I fell in love with Kristin, and so did translator Tiina Nunnally, who writes for Amazon:
From the very beginning it’s clear that Kristin is an unusual child filled with deep passions and great determination. We know that her life is going to be complicated and tumultuous, even in those early scenes up in the mountains with her father. Kristin looks out over the valley and realizes that she had never imagined “that the world was so huge or so vast.” Her family and the Church have planned a life for her that is clearly too narrow and constricting for a girl with such intense longings and desires. But the author doesn’t let her off easy. Kristin has to pay the consequences for the decisions that she makes — and for the hurt that she causes to other people, especially her father.
Sigrid Undset’s power as a storyteller lies in her ability to understand and portray the human heart, in all its throes and passions. I think she is equally skilled at depicting the setting for the human drama of her stories.

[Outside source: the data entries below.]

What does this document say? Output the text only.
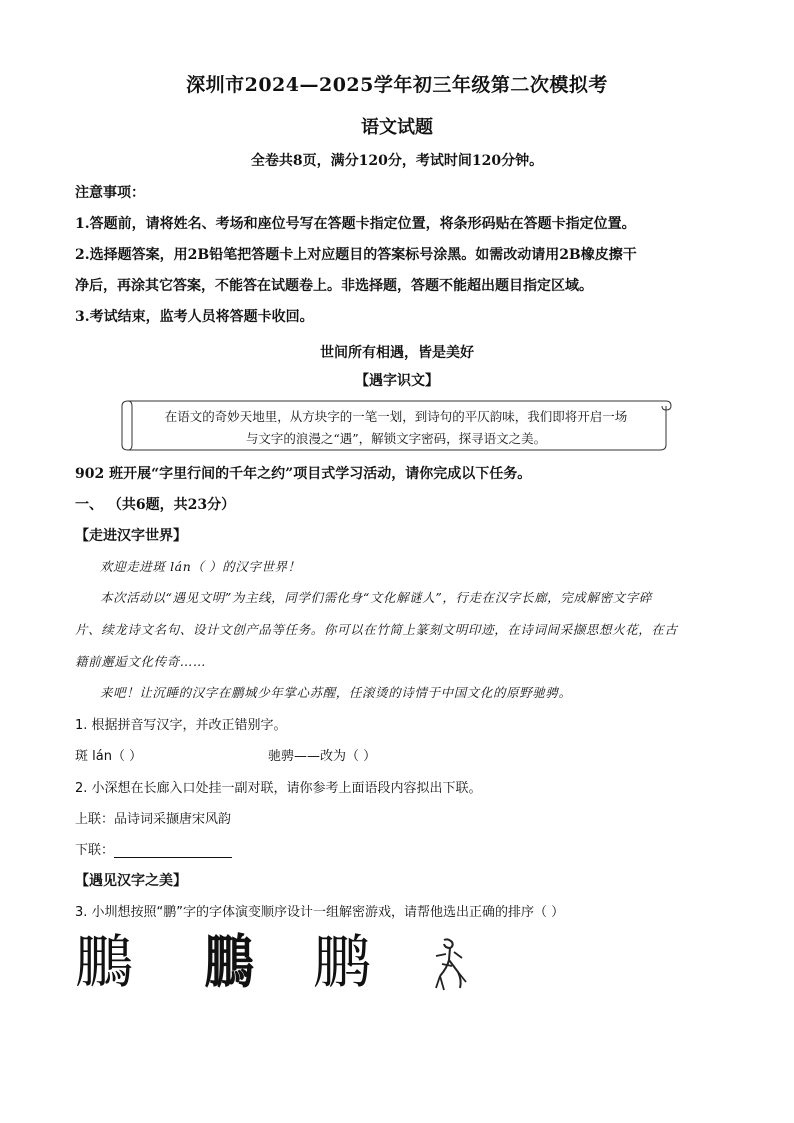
深圳市2024—2025学年初三年级第二次模拟考
语文试题
全卷共8页，满分120分，考试时间120分钟。
注意事项：
1.答题前，请将姓名、考场和座位号写在答题卡指定位置，将条形码贴在答题卡指定位置。
2.选择题答案，用2B铅笔把答题卡上对应题目的答案标号涂黑。如需改动请用2B橡皮擦干
净后，再涂其它答案，不能答在试题卷上。非选择题，答题不能超出题目指定区域。
3.考试结束，监考人员将答题卡收回。
世间所有相遇，皆是美好
【遇字识文】
在语文的奇妙天地里，从方块字的一笔一划，到诗句的平仄韵味，我们即将开启一场
与文字的浪漫之“遇”，解锁文字密码，探寻语文之美。
902 班开展“字里行间的千年之约”项目式学习活动，请你完成以下任务。
一、 （共6题，共23分）
【走进汉字世界】
欢迎走进斑 lán（ ）的汉字世界！
本次活动以“遇见文明”为主线，同学们需化身“文化解谜人”，行走在汉字长廊，完成解密文字碎
片、续龙诗文名句、设计文创产品等任务。你可以在竹简上篆刻文明印迹，在诗词间采撷思想火花，在古
籍前邂逅文化传奇……
来吧！让沉睡的汉字在鹏城少年掌心苏醒，任滚烫的诗情于中国文化的原野驰骋。
1. 根据拼音写汉字，并改正错别字。
斑 lán（ ）	驰骋——改为（ ）
2. 小深想在长廊入口处挂一副对联，请你参考上面语段内容拟出下联。
上联：品诗词采撷唐宋风韵
下联：
【遇见汉字之美】
3. 小圳想按照“鹏”字的字体演变顺序设计一组解密游戏，请帮他选出正确的排序（ ）
鵬 鵬 鹏
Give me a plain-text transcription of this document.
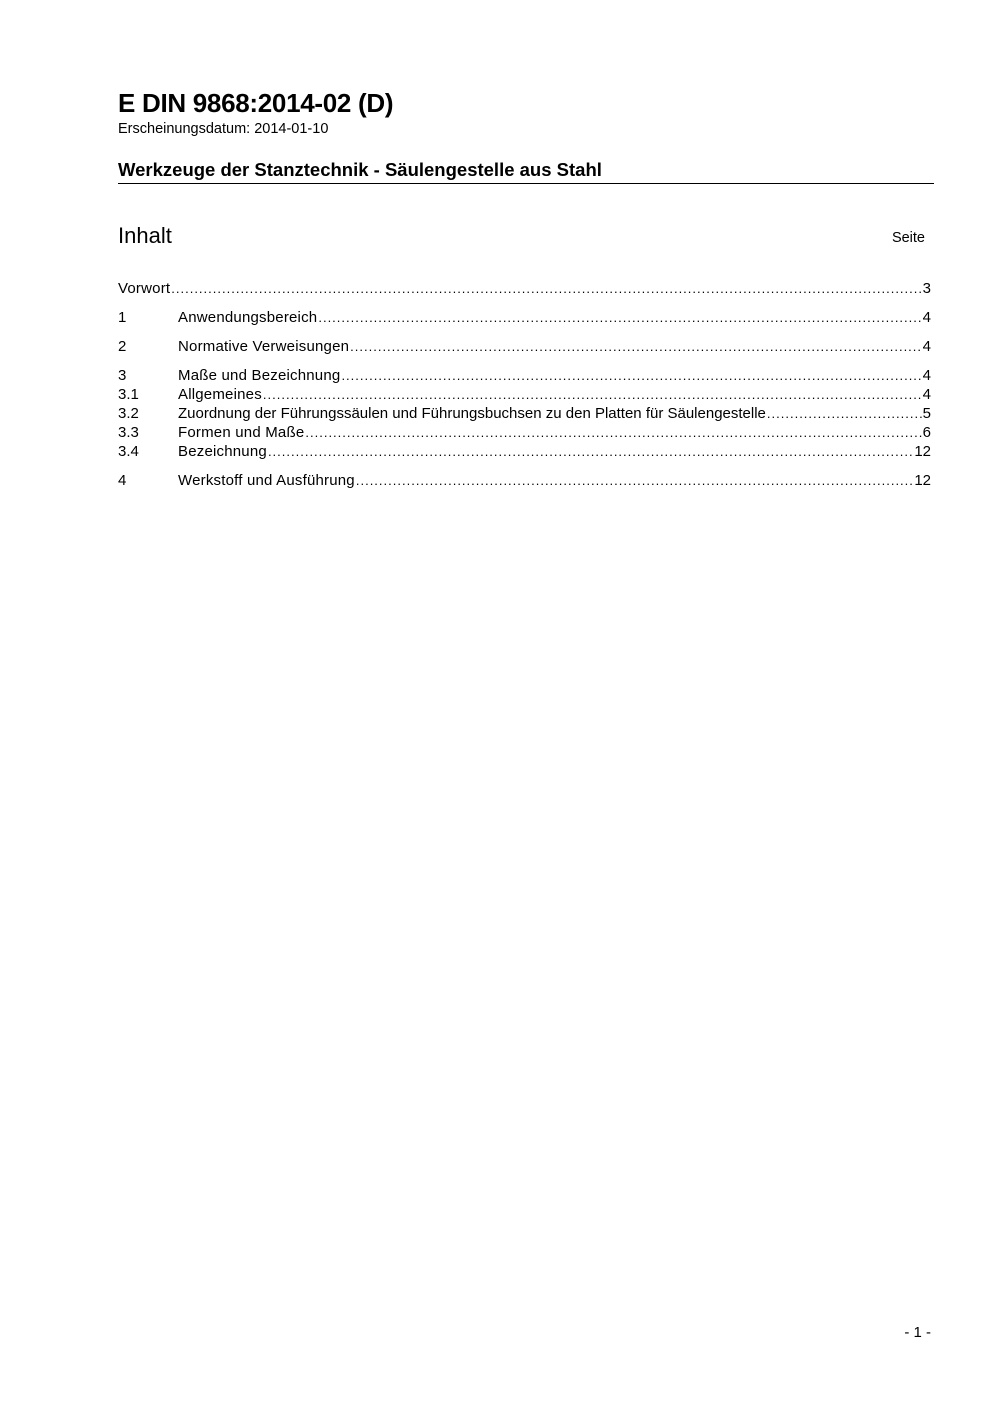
E DIN 9868:2014-02 (D)
Erscheinungsdatum: 2014-01-10
Werkzeuge der Stanztechnik - Säulengestelle aus Stahl
Inhalt	Seite
Vorwort .....	3
1	Anwendungsbereich .....	4
2	Normative Verweisungen .....	4
3	Maße und Bezeichnung .....	4
3.1	Allgemeines .....	4
3.2	Zuordnung der Führungssäulen und Führungsbuchsen zu den Platten für Säulengestelle .....	5
3.3	Formen und Maße .....	6
3.4	Bezeichnung .....	12
4	Werkstoff und Ausführung .....	12
- 1 -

This was a result of her personal background (she was the daughter of a famed archaeologist who introduced her to the Nordic sagas and Norwegian history) and her willingness to do a great deal of research in order to immerse herself in the daily life of the period. Fourteenth-century Norway, with all its daily chores and travails, becomes as real to the reader as it was to the author. And the mountains and valleys of Norway have never been so beautifully described.
I do fear that I won’t love married Kristin the way I loved Kristin the headstrong girl. The teenage years are such a tumultuous time, inherently dramatic, with stakes as high as they come–especially for a medieval girl tempted to stray from the morals her parents tried to instill in her. Nunnally’s words tell me that I can trust Unset to keep Kristin alive as she grows up, and I can’t wait to see what becomes of my dear girl.
Another work read this week was a novel for older children by a lion of YA/children’s literature. It’s always good to remember that children’s literature doesn’t have to be dumb or simple–something I forget when I’m assigned to read a slew of popcorn reading.